Apper runs as the user, and passes requests to packagekitd. Presumably, it could pass proxy information to packagekitd, though comment #7 seems to suggest that it doesn’t
But if the updater runs as root, and takes settings from the session, it
would need to adjust them as that user, ie, root.
>> But if the updater runs as root, and takes settings from the session, it
>> would need to adjust them as that user, ie, root.
>
> That’s what I don’t see.
Well, it stands to reason. A KDE application running as root takes
configs and settings from the settings for root, not from the user that
did “su”. I’m unsure what “KDE” does regarding “su” / “su -”
differences, though.
I notice that, for instance, in how dates are sorted in KDE apps when
used as root or as user (I don’t have a proxy to check). Or in the
language used by applications (root always in English, user in Spanish).
> I did the tests setting the ‘System Proxy’ and ‘KDE Proxy’ and none of
> them solved the problem with “407 - Authentication required”.
> ps.: Others KDE applications work with Proxy smoothly.

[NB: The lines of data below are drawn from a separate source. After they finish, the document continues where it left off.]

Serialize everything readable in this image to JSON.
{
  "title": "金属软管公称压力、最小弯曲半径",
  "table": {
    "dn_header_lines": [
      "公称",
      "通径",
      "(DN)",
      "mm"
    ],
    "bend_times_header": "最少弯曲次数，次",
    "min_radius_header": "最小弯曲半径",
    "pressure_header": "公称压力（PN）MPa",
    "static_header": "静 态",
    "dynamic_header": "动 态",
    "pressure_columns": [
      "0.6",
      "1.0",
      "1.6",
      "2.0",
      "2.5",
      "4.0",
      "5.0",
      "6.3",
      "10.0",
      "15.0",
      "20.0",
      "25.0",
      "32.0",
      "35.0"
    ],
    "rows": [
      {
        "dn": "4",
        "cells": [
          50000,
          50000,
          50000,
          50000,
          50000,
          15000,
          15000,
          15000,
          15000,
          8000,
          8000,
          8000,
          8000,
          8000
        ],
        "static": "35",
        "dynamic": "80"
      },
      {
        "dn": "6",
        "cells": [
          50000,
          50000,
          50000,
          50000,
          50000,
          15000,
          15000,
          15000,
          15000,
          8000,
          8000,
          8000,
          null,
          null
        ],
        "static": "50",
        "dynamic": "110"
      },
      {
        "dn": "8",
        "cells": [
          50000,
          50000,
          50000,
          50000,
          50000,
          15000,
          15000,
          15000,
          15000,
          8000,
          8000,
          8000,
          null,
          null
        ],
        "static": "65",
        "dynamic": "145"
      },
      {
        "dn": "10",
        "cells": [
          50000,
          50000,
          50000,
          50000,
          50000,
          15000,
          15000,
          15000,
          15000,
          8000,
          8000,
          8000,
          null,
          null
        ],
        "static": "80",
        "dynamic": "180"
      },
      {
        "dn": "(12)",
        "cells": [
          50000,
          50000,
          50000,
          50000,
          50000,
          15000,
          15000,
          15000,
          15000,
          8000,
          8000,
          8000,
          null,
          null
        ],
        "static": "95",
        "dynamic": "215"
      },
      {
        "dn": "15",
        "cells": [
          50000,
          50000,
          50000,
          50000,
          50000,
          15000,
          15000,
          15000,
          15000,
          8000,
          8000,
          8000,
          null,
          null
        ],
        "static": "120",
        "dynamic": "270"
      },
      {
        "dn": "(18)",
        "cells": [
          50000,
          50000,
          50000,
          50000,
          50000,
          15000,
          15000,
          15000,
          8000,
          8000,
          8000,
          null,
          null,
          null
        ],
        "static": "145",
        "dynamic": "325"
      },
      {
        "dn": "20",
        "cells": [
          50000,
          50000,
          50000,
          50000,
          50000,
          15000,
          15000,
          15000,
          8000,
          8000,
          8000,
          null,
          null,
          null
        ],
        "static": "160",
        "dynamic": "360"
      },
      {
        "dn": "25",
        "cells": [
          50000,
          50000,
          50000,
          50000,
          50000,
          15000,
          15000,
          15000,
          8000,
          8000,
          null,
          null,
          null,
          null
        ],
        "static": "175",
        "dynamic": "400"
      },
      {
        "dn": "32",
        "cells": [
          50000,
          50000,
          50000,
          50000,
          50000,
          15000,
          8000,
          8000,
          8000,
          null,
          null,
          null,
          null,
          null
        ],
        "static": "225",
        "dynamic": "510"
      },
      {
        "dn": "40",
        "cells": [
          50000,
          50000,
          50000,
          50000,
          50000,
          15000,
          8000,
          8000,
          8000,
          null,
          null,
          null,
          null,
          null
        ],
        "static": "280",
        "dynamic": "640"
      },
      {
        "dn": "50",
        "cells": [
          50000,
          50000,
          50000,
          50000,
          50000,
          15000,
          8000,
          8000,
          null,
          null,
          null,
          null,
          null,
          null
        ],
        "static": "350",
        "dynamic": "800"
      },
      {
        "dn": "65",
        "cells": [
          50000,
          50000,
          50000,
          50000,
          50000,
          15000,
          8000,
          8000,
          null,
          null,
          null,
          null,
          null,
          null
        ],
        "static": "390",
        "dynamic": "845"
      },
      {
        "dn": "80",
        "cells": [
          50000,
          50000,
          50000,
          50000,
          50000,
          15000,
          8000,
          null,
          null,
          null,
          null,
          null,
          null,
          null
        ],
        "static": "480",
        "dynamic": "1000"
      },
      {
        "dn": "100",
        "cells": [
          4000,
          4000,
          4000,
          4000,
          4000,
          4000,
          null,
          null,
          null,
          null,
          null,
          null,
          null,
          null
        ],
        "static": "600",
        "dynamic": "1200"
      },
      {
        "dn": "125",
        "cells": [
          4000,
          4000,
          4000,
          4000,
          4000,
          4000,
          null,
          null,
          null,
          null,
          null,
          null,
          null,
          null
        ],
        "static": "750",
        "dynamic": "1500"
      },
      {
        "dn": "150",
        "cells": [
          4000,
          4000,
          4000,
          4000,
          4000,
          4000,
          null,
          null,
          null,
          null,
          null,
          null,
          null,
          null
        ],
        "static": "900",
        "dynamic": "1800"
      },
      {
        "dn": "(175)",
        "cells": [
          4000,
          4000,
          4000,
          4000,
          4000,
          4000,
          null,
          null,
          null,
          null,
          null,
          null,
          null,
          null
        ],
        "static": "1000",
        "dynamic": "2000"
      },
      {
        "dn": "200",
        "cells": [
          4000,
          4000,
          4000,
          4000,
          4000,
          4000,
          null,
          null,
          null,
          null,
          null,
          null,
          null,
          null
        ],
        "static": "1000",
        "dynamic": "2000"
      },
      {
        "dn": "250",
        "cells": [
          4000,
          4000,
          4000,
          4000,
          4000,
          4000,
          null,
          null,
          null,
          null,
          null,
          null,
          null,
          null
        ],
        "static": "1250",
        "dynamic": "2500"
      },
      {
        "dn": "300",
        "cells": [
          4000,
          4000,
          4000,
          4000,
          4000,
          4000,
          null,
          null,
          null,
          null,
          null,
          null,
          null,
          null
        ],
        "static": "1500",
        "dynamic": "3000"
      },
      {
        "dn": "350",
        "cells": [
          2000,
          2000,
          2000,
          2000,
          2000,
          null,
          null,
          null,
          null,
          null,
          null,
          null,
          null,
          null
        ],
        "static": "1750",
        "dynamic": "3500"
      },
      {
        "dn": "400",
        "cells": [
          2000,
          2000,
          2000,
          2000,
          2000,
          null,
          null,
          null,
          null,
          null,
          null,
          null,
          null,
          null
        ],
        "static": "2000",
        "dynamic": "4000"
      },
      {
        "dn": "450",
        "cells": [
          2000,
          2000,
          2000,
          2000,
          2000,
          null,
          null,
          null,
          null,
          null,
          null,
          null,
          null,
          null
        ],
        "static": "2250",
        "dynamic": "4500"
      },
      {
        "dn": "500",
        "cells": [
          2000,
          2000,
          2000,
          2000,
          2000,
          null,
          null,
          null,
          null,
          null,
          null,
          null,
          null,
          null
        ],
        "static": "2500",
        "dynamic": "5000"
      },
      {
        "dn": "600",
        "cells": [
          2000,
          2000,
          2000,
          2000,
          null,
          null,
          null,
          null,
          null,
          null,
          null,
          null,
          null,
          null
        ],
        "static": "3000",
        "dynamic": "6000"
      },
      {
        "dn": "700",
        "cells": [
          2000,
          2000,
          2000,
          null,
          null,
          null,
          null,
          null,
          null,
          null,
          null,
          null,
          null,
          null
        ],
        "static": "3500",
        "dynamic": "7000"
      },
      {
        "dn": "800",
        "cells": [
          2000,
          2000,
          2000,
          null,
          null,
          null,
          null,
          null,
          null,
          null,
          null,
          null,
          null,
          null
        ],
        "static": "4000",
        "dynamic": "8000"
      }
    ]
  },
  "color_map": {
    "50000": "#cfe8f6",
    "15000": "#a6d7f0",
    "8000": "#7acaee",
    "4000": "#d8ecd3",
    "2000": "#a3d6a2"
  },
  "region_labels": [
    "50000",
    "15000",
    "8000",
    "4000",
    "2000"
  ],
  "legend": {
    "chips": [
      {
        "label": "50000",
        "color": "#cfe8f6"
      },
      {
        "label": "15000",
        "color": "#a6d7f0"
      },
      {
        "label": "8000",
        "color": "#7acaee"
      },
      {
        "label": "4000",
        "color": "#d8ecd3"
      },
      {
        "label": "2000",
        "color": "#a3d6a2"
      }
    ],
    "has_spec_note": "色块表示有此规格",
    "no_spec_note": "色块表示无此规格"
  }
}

Try those settings as root. It is unknown if this is needed, it is what
nrickert and I are discussing about
Just do “su -” in a terminal and then call “systemsettings”, and let’s
us find if it makes a difference.
Trying with su there are an exception in X11:
“systemsettings(15581): KUniqueApplication: Cannot find the D-Bus session server: “Unable to autolaunch a dbus-daemon without a $DISPLAY for X11”
systemsettings(15580): KUniqueApplication: Pipe closed unexpectedly.”